Feeling that you have to fulfil others’ expectations


Lack of control


Lack of respect from others


Feeling exploited


Lack of confidence/self-esteem


Too much conflict


Lack of assertion


Dealing with angry people


Giving your time to others and not yourself


Others you experience





Poor communication


Having to cope with difficult management


Inexperienced staff


Lack of clarity of goals


Lack of consideration


Lack of feedback


Inadequate staffing


Lack of team work


Highly competitive environment


Time pressures


Work overload/underload


Lack of autonomy


Financial difficulties


Others you experience





Acute or short term illness


Chronic illness


Life threatening illness


General malaise


Specific health related issues



Life Change Events or Social Readjustment Rating Scale

Often people become stressed when there is a major change in their life or when they have to adapt to a new situation, whether that situation is good or bad. If several changes occur at once a person may then find it harder to cope, and suffer some degree of mental or physical illness. Researchers Holmes and Rahe in 1968 devised a Social Readjustment scale, which listed events in our lives, which are rated according to the amount of adjustment, required.
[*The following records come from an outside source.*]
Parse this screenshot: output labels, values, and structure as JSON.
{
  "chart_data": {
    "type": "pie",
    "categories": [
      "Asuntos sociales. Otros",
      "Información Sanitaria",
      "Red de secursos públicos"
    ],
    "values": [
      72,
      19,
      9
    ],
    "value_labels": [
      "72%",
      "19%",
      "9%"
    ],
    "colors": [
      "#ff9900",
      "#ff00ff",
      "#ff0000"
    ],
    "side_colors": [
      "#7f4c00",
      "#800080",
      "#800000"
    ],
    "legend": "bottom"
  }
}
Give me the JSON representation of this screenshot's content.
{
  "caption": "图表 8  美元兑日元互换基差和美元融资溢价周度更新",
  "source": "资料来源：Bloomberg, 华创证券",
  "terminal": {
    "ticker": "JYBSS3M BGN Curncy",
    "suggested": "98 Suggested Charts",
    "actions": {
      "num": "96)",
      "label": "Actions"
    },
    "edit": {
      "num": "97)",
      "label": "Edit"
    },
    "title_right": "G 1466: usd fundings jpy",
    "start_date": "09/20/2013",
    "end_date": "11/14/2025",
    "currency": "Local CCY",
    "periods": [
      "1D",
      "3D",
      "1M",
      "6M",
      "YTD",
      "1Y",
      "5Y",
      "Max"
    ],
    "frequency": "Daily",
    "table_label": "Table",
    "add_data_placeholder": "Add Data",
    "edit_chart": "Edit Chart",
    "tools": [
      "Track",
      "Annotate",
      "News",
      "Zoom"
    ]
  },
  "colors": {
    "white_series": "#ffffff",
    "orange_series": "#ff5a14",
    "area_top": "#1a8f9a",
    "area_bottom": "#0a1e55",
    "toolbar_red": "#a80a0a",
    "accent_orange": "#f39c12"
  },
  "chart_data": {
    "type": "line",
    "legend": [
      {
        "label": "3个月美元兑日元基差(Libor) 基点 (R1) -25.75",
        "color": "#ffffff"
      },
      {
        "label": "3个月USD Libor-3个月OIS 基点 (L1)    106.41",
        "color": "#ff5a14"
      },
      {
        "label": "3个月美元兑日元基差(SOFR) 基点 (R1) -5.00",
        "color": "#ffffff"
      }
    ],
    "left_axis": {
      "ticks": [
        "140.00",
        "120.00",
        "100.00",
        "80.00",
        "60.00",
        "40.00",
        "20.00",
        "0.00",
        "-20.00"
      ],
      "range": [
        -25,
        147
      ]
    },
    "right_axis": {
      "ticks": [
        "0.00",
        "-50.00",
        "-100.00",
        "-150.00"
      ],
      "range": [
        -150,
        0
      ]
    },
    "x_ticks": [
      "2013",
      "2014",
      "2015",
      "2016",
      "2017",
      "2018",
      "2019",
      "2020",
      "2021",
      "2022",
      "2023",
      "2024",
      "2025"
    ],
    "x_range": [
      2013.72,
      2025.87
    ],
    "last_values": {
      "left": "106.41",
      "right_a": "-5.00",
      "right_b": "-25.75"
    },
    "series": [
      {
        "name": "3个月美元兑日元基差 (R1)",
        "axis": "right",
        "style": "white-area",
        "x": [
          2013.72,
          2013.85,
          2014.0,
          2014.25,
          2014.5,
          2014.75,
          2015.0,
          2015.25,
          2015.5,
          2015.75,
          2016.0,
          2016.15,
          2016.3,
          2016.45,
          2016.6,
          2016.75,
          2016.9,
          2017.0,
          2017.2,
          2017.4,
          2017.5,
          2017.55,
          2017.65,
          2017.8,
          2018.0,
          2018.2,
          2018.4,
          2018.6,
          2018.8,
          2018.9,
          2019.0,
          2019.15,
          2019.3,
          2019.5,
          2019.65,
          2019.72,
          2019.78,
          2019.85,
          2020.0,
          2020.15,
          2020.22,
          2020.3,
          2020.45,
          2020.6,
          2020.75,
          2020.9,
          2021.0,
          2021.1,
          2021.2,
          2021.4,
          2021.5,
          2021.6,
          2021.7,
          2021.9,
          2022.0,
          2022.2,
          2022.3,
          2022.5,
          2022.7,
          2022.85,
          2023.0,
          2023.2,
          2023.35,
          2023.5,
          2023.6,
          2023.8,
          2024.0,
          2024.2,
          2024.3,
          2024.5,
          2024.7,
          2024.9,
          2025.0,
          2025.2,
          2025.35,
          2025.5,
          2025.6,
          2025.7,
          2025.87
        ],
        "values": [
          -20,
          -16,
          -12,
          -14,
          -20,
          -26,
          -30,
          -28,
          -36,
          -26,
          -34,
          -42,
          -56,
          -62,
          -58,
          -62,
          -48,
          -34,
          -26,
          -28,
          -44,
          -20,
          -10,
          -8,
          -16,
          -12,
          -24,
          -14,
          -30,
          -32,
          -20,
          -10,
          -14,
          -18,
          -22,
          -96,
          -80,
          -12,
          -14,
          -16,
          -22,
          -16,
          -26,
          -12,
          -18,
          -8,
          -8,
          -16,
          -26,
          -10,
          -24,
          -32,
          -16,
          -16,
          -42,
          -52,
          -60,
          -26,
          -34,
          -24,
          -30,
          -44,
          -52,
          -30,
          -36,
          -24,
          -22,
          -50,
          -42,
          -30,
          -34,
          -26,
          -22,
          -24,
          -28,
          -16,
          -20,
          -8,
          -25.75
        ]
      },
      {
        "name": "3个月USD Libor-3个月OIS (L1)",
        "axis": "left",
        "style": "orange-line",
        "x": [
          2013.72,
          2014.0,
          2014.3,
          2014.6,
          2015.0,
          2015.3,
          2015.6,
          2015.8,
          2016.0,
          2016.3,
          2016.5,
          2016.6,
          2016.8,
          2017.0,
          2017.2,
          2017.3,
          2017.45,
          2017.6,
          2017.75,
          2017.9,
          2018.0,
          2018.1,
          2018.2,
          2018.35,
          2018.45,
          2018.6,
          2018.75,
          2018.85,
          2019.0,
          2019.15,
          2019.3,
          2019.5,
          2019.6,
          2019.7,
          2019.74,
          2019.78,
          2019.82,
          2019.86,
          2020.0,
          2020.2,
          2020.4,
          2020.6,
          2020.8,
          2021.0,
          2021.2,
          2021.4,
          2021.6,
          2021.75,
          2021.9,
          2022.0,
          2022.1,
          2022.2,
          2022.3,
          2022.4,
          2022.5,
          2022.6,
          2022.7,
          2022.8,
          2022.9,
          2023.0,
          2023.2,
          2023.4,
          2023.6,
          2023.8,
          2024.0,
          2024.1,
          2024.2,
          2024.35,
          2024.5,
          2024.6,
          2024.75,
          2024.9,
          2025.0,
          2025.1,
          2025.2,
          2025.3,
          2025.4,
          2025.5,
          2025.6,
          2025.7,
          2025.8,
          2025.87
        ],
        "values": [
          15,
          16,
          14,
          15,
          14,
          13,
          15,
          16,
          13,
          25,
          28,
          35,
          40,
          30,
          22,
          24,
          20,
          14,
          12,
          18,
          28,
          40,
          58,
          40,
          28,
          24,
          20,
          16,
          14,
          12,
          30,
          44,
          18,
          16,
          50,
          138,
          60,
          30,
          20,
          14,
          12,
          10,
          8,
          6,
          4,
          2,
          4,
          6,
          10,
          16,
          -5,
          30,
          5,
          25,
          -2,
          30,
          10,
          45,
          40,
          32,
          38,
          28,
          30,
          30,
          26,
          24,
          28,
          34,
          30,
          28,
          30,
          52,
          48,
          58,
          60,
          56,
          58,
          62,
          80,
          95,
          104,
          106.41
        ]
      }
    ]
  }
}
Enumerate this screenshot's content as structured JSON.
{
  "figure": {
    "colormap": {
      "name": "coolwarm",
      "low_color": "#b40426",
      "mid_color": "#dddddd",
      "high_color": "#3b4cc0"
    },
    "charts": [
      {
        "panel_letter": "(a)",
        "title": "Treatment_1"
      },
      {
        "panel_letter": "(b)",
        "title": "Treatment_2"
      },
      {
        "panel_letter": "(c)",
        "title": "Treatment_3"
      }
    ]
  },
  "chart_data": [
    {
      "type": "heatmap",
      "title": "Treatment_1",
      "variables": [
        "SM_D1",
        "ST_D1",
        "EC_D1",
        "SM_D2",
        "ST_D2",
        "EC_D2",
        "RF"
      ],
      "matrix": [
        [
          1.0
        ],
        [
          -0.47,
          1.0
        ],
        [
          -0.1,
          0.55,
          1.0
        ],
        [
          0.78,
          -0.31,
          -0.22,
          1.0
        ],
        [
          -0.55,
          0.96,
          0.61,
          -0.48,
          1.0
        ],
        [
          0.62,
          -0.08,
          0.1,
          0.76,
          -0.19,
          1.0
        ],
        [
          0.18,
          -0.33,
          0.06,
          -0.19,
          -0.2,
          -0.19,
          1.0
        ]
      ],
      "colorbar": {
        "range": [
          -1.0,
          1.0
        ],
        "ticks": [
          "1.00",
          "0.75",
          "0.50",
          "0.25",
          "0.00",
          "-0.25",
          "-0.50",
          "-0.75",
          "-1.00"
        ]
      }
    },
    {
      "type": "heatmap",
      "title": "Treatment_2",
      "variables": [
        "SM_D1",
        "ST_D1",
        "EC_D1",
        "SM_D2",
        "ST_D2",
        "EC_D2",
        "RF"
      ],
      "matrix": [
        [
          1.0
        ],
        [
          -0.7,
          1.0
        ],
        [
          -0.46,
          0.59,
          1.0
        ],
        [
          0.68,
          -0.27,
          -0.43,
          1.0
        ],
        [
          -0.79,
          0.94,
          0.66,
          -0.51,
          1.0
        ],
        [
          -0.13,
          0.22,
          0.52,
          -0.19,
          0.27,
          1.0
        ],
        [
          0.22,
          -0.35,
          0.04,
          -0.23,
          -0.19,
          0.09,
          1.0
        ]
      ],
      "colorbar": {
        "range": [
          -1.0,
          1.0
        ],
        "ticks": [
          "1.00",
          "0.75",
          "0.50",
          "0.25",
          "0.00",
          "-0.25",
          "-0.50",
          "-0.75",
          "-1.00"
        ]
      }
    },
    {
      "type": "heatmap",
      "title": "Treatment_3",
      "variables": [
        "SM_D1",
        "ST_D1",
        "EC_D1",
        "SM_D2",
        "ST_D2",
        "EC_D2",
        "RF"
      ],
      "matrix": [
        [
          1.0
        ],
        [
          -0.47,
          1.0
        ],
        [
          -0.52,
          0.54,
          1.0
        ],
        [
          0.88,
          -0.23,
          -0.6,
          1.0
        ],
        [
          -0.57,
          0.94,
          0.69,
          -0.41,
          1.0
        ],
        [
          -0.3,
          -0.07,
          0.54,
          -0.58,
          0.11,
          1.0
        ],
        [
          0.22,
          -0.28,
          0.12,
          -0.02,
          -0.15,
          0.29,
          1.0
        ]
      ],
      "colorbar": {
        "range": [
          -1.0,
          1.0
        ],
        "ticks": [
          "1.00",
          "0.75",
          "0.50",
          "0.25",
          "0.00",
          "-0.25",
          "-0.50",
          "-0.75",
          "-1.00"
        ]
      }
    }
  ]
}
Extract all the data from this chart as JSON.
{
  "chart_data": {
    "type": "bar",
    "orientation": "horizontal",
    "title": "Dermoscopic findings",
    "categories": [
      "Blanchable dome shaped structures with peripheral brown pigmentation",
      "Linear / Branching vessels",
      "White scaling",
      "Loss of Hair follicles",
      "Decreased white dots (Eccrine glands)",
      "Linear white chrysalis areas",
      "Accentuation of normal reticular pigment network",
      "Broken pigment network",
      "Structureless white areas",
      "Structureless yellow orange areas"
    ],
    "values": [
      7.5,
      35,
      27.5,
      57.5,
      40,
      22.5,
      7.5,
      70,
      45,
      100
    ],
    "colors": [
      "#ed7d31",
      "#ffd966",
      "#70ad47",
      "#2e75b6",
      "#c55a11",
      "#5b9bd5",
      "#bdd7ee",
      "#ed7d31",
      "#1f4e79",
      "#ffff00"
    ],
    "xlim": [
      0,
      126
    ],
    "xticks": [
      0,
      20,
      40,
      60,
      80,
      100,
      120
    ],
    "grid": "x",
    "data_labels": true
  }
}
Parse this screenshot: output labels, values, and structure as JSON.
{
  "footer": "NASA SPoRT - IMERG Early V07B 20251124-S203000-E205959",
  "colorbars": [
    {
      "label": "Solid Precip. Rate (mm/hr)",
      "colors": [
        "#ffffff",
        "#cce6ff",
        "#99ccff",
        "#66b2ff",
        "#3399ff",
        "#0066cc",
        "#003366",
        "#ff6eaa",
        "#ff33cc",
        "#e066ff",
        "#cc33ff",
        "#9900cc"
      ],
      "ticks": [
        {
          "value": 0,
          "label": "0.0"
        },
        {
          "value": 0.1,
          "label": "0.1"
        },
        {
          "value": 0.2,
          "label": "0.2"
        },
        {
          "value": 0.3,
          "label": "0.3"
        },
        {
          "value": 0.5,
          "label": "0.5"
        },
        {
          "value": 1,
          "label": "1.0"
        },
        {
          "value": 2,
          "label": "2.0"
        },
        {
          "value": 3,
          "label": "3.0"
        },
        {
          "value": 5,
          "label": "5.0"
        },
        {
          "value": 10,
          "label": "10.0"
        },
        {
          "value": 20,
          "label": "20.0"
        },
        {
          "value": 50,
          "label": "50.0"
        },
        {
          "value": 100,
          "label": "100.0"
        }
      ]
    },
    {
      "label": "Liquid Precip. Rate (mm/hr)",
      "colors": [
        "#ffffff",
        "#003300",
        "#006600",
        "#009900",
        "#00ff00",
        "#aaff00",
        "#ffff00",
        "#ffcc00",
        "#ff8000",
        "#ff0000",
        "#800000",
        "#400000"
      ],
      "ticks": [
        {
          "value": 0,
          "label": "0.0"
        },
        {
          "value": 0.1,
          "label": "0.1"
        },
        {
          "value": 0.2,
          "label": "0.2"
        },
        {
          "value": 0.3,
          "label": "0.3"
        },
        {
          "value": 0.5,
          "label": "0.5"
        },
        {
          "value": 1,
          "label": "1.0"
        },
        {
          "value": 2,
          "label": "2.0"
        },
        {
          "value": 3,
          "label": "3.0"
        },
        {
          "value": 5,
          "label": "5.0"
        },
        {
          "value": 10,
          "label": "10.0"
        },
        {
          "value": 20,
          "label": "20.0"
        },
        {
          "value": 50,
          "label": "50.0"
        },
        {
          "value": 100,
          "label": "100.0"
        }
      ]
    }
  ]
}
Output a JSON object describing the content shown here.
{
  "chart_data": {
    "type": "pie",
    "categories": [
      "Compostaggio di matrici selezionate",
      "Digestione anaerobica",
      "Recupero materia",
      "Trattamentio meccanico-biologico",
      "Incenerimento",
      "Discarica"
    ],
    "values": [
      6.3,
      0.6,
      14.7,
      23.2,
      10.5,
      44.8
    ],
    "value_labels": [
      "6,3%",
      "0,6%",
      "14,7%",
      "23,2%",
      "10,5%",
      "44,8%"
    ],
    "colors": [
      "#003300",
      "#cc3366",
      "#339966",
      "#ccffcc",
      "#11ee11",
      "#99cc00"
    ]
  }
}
Death of wife or husband 100
Divorce 73
Marital separation 65
Jail term 63
Death of a close family member 63
Personal injury or illness 53
Marriage 50
Getting the sack from work 47
Marital reconciliation 45
Retirement 45
Change in health of family member 44
Pregnancy 40
Sexual problems 39
Addition of new family member 39
Major business problems 39
Change in financial state 38
Death of a close friend 37
Change in different kind of work 36
Change in living arrangements with wife/husband 35
Taking on a large mortgage 31
Foreclosure of mortgage or loan 30
Change in responsibilities at work 29
Son or daughter leaving home 29
Trouble with in-laws 29
Outstanding personal achievement 28
Wife starts/ stops work 26
Starting or leaving school 26
Change in living conditions 25
Revision of personal habits 24
Trouble with the boss 23
Change in working hours or conditions 20
Change in residence 20
Change in school 20
Change in recreation 19
Change in church activities 19
Change in social activity 18
Taking on bank loan or Hire Purchase 17
Change in sleeping habits 16
Change in number of family reunions 15
Change in eating habits 15
Vacation 13
Christmas 12
Minor violation of the law 11

They found that people who ran up over 300 points in one year had an 80% chance of becoming ill in the near future. Of those scoring between 150 and 300, 50% soon became ill.